切なくも前向き「パスト ライブス/再会」:総まくり2024年
2024年もたくさんの映画が、私たち映画ファンを楽しませてくれました。ひとシネマのライター陣が、映画、動画配信サービスの作品から今年の10本、そして2025年への期待を語ります。 【写真】〝思いやり〟にあたたかな気持ちが満ちてくる 「夜明けのすべて」の一場面
山田あゆみさんが選んだ今年の10本
「コット、はじまりの夏」(コルム・バレード監督) 「Here」(バス・ドゥボス監督) 「夜明けのすべて」(三宅唱監督) 「ロボット・ドリームズ」(パブロ・ベルヘル監督) 「ナミビアの砂漠」(山中瑶子監督) 「パスト ライブス/再会」(セリーヌ・ソン監督) 「ホールドオーバーズ 置いてけぼりのホリディ」(アレクサンダー・ペイン監督) 「3000万」(NHKドラマシリーズ) 「リプリー」(Netflixドラマシリーズ) 「サムバディ・サムウェア」シーズン3(U-NEXT配信)
生きづらさと共に生きる知恵「夜明けのすべて」
2024年の映画を振り返ったとき、とくに印象的だったのは2作品。1作目は「パスト ライブス/再会」だ。
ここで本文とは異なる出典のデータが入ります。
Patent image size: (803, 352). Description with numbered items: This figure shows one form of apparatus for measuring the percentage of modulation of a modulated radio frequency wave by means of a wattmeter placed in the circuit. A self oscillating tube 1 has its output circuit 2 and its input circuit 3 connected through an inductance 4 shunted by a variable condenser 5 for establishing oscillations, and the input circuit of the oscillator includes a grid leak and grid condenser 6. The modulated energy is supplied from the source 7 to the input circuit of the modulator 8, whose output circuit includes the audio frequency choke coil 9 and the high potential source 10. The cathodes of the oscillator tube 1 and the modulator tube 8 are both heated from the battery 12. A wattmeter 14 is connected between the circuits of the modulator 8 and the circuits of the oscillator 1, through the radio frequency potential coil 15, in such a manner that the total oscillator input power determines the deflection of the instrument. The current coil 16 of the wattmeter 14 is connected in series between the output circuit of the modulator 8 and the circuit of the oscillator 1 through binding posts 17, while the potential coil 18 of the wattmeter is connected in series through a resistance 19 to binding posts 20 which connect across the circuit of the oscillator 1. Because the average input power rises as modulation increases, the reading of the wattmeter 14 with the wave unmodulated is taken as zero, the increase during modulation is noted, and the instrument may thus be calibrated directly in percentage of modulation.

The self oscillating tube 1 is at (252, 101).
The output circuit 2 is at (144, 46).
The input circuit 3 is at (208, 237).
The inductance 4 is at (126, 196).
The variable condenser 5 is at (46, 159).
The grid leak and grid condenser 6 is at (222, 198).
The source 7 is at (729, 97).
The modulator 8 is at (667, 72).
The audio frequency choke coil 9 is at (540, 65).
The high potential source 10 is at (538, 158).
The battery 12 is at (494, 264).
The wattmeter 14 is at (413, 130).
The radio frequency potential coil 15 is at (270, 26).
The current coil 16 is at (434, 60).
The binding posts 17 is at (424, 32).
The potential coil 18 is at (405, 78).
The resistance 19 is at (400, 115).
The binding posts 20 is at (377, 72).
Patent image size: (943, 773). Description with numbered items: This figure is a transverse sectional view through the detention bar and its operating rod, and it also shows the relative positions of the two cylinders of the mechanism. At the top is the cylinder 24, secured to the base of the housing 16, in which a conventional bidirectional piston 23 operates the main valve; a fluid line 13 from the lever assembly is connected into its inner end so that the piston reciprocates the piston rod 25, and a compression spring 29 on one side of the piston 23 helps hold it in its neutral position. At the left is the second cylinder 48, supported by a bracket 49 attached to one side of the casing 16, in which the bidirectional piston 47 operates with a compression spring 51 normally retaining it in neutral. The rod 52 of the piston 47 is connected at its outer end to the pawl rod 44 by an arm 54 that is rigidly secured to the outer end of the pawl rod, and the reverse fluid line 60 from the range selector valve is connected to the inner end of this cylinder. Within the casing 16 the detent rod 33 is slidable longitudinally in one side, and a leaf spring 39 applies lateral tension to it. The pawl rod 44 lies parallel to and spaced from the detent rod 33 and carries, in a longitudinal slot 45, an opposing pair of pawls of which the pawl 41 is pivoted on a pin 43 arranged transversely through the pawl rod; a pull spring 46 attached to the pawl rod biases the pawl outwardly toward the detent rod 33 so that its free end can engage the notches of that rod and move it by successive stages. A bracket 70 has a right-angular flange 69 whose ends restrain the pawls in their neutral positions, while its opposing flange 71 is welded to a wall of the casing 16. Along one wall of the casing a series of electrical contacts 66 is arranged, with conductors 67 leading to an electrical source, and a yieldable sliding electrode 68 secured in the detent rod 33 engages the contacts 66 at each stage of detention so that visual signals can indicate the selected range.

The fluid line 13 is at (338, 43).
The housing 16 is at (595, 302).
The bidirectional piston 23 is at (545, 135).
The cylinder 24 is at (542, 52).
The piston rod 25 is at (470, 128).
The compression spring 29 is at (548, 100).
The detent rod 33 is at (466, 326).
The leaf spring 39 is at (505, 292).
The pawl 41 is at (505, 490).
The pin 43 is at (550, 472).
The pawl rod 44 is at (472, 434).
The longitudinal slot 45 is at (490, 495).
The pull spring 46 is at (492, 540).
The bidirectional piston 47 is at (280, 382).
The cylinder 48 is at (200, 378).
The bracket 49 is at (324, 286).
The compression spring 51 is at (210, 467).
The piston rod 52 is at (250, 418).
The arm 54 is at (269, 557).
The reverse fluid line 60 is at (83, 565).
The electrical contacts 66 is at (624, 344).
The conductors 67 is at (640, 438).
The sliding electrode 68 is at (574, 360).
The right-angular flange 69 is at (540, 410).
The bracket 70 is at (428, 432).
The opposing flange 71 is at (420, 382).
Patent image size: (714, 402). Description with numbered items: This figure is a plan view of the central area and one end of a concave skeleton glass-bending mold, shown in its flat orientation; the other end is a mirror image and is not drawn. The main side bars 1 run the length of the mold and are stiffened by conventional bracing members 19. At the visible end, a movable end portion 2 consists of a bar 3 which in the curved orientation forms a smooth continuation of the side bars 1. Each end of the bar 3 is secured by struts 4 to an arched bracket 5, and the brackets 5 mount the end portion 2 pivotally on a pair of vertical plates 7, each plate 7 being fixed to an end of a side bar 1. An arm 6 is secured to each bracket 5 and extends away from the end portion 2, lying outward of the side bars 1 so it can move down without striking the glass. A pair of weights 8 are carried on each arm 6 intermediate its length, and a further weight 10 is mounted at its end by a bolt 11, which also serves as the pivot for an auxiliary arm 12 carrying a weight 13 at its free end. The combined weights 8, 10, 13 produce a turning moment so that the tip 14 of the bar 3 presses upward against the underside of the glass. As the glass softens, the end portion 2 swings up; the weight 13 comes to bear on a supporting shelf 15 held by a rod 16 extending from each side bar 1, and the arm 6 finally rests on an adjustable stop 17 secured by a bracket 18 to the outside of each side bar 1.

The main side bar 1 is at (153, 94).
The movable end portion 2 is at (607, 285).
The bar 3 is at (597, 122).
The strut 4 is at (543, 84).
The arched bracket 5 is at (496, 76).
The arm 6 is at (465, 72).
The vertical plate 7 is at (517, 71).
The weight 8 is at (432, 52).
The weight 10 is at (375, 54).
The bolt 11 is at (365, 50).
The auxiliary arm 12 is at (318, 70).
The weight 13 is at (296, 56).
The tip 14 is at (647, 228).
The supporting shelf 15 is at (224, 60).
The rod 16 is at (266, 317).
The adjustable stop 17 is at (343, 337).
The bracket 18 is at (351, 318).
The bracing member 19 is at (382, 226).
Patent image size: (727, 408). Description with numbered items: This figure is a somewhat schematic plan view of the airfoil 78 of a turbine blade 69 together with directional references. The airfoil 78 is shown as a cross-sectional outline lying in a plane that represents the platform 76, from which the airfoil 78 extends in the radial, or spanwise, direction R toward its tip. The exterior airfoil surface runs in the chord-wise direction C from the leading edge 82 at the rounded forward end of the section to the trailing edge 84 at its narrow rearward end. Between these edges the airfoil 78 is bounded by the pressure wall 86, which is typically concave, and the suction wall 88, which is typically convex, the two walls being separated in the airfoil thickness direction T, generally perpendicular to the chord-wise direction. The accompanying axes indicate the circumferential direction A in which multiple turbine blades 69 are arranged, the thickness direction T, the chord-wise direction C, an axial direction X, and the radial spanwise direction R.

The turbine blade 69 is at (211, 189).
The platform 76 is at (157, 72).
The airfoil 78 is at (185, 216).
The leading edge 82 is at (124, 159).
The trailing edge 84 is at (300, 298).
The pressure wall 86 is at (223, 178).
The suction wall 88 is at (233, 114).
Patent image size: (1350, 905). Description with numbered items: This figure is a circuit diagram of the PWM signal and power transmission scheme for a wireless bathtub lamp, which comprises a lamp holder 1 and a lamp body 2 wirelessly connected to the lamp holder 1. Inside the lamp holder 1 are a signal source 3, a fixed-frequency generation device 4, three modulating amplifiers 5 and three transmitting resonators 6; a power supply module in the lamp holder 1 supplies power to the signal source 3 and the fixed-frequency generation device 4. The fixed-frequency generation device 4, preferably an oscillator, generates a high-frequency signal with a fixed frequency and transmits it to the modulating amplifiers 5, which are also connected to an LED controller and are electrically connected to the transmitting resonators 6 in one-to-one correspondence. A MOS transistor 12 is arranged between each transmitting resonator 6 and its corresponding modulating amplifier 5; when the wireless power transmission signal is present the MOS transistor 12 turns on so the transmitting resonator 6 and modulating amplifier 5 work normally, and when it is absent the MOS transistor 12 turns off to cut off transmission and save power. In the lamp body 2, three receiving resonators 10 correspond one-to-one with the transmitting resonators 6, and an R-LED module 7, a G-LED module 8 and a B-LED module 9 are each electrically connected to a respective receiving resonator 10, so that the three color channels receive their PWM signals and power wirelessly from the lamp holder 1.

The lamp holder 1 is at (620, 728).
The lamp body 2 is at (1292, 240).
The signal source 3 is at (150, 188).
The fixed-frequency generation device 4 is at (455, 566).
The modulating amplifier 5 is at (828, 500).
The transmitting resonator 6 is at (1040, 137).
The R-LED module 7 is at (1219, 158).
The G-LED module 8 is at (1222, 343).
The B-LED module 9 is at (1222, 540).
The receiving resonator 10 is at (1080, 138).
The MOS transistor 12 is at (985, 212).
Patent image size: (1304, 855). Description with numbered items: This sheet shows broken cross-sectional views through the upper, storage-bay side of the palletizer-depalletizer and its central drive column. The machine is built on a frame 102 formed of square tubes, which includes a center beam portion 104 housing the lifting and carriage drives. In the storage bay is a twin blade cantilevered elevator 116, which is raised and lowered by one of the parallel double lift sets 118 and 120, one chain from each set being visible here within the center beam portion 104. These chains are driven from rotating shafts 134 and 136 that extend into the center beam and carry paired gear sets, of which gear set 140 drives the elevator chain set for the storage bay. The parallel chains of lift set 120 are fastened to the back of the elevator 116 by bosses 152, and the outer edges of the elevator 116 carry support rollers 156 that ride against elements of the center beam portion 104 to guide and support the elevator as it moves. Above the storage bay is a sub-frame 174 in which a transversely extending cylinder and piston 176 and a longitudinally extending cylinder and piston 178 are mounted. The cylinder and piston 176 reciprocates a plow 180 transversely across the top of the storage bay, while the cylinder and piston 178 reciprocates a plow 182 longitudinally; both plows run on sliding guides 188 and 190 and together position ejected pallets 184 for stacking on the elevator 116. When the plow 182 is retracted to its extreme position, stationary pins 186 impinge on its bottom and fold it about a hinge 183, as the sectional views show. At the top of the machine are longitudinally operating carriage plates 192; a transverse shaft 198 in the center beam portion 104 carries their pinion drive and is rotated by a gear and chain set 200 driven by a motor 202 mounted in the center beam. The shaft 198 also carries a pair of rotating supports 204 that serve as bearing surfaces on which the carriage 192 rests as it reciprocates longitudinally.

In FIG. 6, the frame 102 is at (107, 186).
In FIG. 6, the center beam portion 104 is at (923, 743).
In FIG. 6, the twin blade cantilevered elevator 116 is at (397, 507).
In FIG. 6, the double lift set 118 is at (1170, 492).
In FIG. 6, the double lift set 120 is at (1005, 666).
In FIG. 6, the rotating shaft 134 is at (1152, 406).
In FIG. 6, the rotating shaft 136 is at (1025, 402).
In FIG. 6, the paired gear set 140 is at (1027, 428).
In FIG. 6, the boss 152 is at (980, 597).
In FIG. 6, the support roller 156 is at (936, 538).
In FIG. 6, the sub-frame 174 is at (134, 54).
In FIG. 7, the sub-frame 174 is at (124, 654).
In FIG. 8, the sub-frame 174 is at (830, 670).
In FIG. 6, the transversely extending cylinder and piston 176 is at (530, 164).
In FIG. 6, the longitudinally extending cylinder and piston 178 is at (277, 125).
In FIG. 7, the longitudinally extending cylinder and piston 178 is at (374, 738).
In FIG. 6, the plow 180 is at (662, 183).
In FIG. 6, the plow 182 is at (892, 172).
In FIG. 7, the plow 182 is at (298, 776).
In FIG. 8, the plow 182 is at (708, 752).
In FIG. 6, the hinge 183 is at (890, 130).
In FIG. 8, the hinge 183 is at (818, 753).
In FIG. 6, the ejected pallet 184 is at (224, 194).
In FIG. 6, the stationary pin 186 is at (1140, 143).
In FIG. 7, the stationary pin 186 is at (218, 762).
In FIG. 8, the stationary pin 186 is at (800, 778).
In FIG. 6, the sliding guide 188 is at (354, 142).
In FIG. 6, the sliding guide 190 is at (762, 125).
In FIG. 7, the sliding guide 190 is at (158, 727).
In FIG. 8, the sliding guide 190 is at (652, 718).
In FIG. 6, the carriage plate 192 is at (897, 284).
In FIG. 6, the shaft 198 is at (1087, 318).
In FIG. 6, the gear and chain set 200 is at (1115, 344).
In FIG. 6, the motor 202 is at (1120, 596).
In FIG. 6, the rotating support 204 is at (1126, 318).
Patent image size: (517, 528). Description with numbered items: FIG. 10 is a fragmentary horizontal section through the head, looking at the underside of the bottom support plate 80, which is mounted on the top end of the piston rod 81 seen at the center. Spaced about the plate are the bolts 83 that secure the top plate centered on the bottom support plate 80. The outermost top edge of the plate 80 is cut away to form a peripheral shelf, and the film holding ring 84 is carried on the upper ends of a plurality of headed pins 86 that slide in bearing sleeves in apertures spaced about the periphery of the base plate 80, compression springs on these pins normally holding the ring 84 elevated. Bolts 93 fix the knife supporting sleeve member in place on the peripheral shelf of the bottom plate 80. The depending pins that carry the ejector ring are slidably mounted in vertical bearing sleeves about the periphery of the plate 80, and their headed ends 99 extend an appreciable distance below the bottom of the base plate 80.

韓国からニューヨークへ移住した主人公ノラが、12歳のころ恋心を抱いた幼なじみに、24歳、36歳と、時を経て再会する。〝昔と今のわたし〟を見つめながら、〝これからのわたし〟と出会う物語だ。胸が締めつけられる場面が多いが、気まずさの中にぬくもりがある、不思議な感覚になった。切なくも前向きな鑑賞後の余韻が忘れられない作品である。 2作目は「夜明けのすべて」だ。人生における喪失や不遇、さまざまな生きづらさをアクシデントとしてではなく、それと共に生きる前提で描いた点に胸を打たれた。作中度々登場するおすそ分けに、人と人がつながりあって生きる上で最も大切な〝思いやり〟を再認識させられ、あたたかな気持ちに満たされた作品だった。